Masyarakat
Indonesia amat konsumtif. Hanyan untuk menyekolahkan buah hatinya ke jenjang
PAUD (Pendidikan Buah hati Usia Dini), para ibu rela merogoh kantongnya belasan
hingga puluhan juta rupiah.
"Saya
heran dengan cara berpikir sebagian ibu-ibu. Mereka seakan bangga bila buah
hatinya sekolah di PAUD mahal. PAUD kini berubah dari kebutuhan menjadi
fashion," ungkap Sekretaris Ditjen PAUDNI Ella Yulealawati ketika berdikusi
dalam acara memperingati Hari Ibu, di Kantor Kemendikbud, Rabu (21/12).
Saking
bangganya, jelas Ella, ketika para ibu ini berada di mal bertemu dengan ibu
yang lain yang dibicarakan malah biaya PAUD dan bukan pendidikannya.
"Ini
bukan fiktif tapi kenyataan loh ya.

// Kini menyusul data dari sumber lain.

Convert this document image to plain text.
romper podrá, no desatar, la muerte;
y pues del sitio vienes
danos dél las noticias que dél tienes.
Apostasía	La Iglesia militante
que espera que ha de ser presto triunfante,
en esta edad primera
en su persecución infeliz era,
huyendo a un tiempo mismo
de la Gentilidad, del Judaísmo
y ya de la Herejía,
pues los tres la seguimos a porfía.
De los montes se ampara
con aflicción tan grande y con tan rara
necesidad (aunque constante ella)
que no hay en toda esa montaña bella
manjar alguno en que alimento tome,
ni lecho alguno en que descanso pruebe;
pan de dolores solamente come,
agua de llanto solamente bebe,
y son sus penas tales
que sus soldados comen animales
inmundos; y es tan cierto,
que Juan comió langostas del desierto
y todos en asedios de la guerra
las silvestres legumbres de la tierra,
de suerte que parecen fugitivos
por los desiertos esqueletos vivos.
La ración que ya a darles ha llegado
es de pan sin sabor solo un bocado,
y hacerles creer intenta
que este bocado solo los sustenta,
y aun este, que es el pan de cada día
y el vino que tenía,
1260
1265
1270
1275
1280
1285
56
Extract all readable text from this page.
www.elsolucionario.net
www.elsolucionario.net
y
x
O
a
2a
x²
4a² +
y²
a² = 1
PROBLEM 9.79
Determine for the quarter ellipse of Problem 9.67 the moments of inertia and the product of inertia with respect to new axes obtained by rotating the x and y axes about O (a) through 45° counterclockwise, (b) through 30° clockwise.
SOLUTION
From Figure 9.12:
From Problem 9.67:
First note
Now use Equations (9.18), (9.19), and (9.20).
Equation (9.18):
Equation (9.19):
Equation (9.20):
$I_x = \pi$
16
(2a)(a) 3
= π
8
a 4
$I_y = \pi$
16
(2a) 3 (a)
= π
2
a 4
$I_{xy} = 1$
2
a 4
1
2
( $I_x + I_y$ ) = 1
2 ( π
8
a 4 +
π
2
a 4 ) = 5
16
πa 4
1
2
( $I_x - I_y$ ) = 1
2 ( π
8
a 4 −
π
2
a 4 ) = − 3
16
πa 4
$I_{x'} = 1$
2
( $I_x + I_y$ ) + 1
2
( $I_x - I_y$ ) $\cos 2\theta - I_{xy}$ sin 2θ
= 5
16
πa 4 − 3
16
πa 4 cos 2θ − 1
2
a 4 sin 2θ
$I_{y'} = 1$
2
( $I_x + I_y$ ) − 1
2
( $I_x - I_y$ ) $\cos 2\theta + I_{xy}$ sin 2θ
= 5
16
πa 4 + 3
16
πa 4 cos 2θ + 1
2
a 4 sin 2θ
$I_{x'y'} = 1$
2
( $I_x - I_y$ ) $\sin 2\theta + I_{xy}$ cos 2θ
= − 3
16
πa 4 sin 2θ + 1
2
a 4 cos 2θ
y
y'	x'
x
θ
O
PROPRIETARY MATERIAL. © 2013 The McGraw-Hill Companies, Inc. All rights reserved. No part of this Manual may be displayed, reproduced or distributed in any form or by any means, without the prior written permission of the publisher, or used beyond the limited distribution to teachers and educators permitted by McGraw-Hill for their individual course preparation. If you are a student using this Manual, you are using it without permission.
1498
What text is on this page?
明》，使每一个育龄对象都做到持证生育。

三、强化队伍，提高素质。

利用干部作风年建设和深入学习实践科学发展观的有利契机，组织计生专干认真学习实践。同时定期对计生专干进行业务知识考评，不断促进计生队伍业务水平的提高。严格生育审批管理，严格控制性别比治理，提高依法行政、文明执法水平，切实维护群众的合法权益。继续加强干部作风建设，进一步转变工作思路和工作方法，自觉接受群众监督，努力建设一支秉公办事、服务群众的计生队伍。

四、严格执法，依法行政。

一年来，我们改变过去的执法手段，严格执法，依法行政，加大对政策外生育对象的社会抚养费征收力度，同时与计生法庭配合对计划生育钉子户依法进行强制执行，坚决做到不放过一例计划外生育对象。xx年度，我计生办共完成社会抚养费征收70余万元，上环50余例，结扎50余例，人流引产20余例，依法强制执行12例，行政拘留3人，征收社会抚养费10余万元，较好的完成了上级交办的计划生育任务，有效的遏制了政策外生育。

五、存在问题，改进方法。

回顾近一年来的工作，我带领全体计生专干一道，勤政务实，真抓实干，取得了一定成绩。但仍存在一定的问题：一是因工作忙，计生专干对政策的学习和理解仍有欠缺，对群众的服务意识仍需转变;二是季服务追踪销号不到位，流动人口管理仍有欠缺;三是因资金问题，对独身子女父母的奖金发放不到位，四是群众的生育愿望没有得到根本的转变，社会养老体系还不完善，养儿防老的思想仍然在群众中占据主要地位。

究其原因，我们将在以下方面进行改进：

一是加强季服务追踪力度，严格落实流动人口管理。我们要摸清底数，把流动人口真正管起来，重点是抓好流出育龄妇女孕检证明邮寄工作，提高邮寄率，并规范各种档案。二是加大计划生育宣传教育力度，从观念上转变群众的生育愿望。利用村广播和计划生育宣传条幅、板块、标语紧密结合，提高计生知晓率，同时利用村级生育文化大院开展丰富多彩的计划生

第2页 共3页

Saya pernah dengar seorang ibu bahkan
menyebut sejak buah hatinya dalam kandungan sudah didaftarkan ke sekolah PAUD
mahal. Ini kan amat konsumtif dan tidak mengena pada apa tujuan ibu-ibu
menyekolahkan buah hatinya," paparnya.
Ella
juga mengkritisi cara berpikir para ibu yang masih tetap standard ganda.
PAUD
dianggap sebuah mesin untuk membentuk buah hatinya bisa membaca, menulis, dan berhitung,
bahkan mampu berbahasa Inggris.
Jika
melihat PAUD yang hanya mengandalkan bermain, ibu-ibu pasti komplain.
"Sungguh
kasihan buah hati-buah hati kita bila para ibu memaksakan mereka harus
calistung di masa emasnya. Kalau ada ibu yang protes, kok buah hati PAUD
kerjanya main saja nggak belajar, nah ini yang harus diperbaiki. Buah hati PAUD
kerjanya ya main, tapi dari bermain itu mereka belajar," tuturnya.Ella memberi
contoh permainan menyusun balok, buah hati-buah hati itu sedang belajar sambil
bermain. Sekali gagal, diulang terus sampai jadi dan akhirnya mereka memilih
mainan lain yang lebih menantang.
"Sayangnya
ini tidak dinilai ibu-ibu sebagai proses pendidikan buah hati," tandasnya.